Lumi Kai conseguira escapar de mim. Foi assim que você se sentiu, Grannus? Deixei um moleque que nem podia utilizar a magia sair vivo e ainda me atacar. Ele diferia do garoto da profecia, no entanto. Lumi era realmente uma ameaça ao plano dele? Foi então que as luzes do lado de fora piscaram, e o medo nos corações dos guardas se fortaleceu. A famosa fumaça escura de Sekhem levou os guardas a desmaiarem. A porta da cela se abriu lentamente. Engoli seco ao ver a silhueta de um ritualista superior emergir das sombras.

 

— Você falhou — Sua voz emitia uma pressão de aura tão grande que, quando tentei me levantar, fez meus joelhos quebrarem o chão. — Lumi Kai despertou?

 

— Não. 

 

— O paradeiro dele é desconhecido agora.

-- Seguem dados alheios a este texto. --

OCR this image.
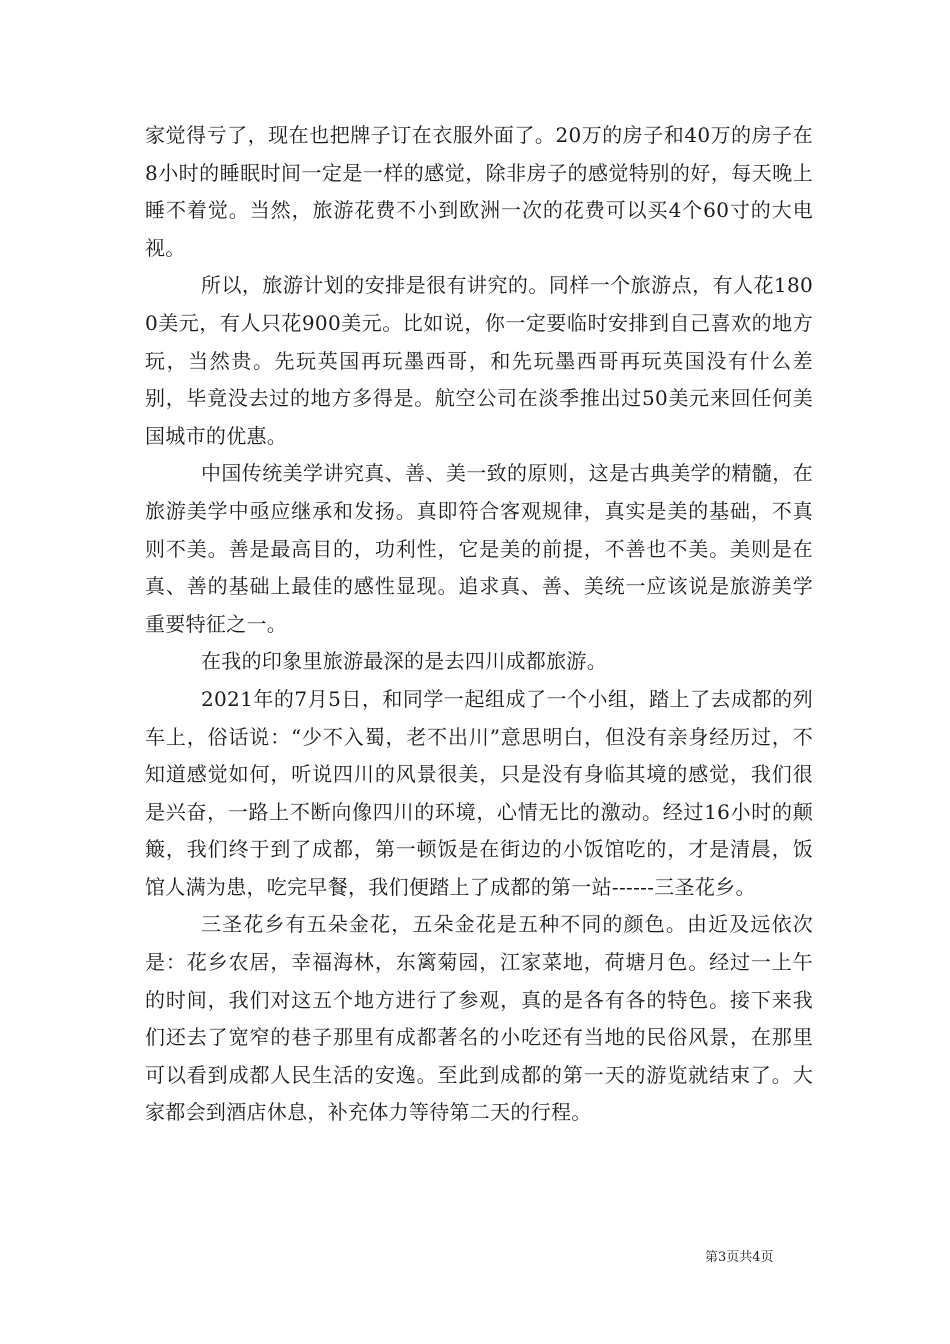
家觉得亏了，现在也把牌子订在衣服外面了。20万的房子和40万的房子在8小时的睡眠时间一定是一样的感觉，除非房子的感觉特别的好，每天晚上睡不着觉。当然，旅游花费不小到欧洲一次的花费可以买4个60寸的大电视。

所以，旅游计划的安排是很有讲究的。同样一个旅游点，有人花1800美元，有人只花900美元。比如说，你一定要临时安排到自己喜欢的地方玩，当然贵。先玩英国再玩墨西哥，和先玩墨西哥再玩英国没有什么差别，毕竟没去过的地方多得是。航空公司在淡季推出过50美元来回任何美国城市的优惠。

中国传统美学讲究真、善、美一致的原则，这是古典美学的精髓，在旅游美学中亟应继承和发扬。真即符合客观规律，真实是美的基础，不真则不美。善是最高目的，功利性，它是美的前提，不善也不美。美则是在真、善的基础上最佳的感性显现。追求真、善、美统一应该说是旅游美学重要特征之一。

在我的印象里旅游最深的是去四川成都旅游。

2021年的7月5日，和同学一起组成了一个小组，踏上了去成都的列车上，俗话说：“少不入蜀，老不出川”意思明白，但没有亲身经历过，不知道感觉如何，听说四川的风景很美，只是没有身临其境的感觉，我们很是兴奋，一路上不断向像四川的环境，心情无比的激动。经过16小时的颠簸，我们终于到了成都，第一顿饭是在街边的小饭馆吃的，才是清晨，饭馆人满为患，吃完早餐，我们便踏上了成都的第一站------三圣花乡。

三圣花乡有五朵金花，五朵金花是五种不同的颜色。由近及远依次是：花乡农居，幸福海林，东篱菊园，江家菜地，荷塘月色。经过一上午的时间，我们对这五个地方进行了参观，真的是各有各的特色。接下来我们还去了宽窄的巷子那里有成都著名的小吃还有当地的民俗风景，在那里可以看到成都人民生活的安逸。至此到成都的第一天的游览就结束了。大家都会到酒店休息，补充体力等待第二天的行程。

第3页共4页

Como dois dos nossos melhores assassinos inferiores falharam em matar um simples garoto? 

 

— Eu posso matar ele! — Fiquei de pé, a risada louca se destacava em meu semblante. — A relíquia… ela está dentro de mim. Eu a absorvi!

 

— Você não sabe o que a energia das almas pode fazer — Sekhem sorriu. — Em breve, Grannus virá te informar sobre o plano. Depois disso, o mestre deseja um Kai.

 

— Outro Kai? Então podemos finalmente atacar Kanro e Emy — Um sentimento de euforia surgiu em mim. — Por que essa mudança repentina? 

 

— Ordens. Aproveite seu tempo aqui e medite sobre a relíquia que absorveu, você vai precisar se quiser se livrar de Alatar para nós.

 

— As relíquias têm esse potencial e seu potencial. Eu preciso mesmo ficar aqui? O plano já foi iniciado? 

 

— Letholdus, a semente do ódio já foi implantada nas demais sociedades, porém é um processo lento criar a ponta de coragem que os países precisam para, enfim, conspirar contra a queda dos dez reinos. Tenha paciência, o líder ordenou sua presença em Tera. Porque quando você sair — Sekhem andou até a porta. — sairá com a cabeça do rei. — Ele virou para mim, e a fumaça escura começou a tomar conta do seu corpo. — E a ordem do supremo é que rios de sangue corram por toda Tera — Sua voz aumentou com o evento da magia — Marcando nossa guerra contra os reinos!

 

O corpo dele sumiu e os guardas começaram a se levantar. Uma pequena esfera negra surgiu ao meu lado, e eu pude ouvir o sussurro de Sekhem.

 

— Use com cautela e a garganta do cavaleiro real será sua. 

 

Os guardas gritaram quando correram até mim e afundaram minha cabeça contra o chão, colocando as algemas em meus braços pelas costas. Eu só conseguia rir, no entanto. Como eu poderia me irritar se finalmente podia ter a força para matar Kanro e Alatar? 

 

Me aguardem, porque eu iniciei meu caminho para o nível superior.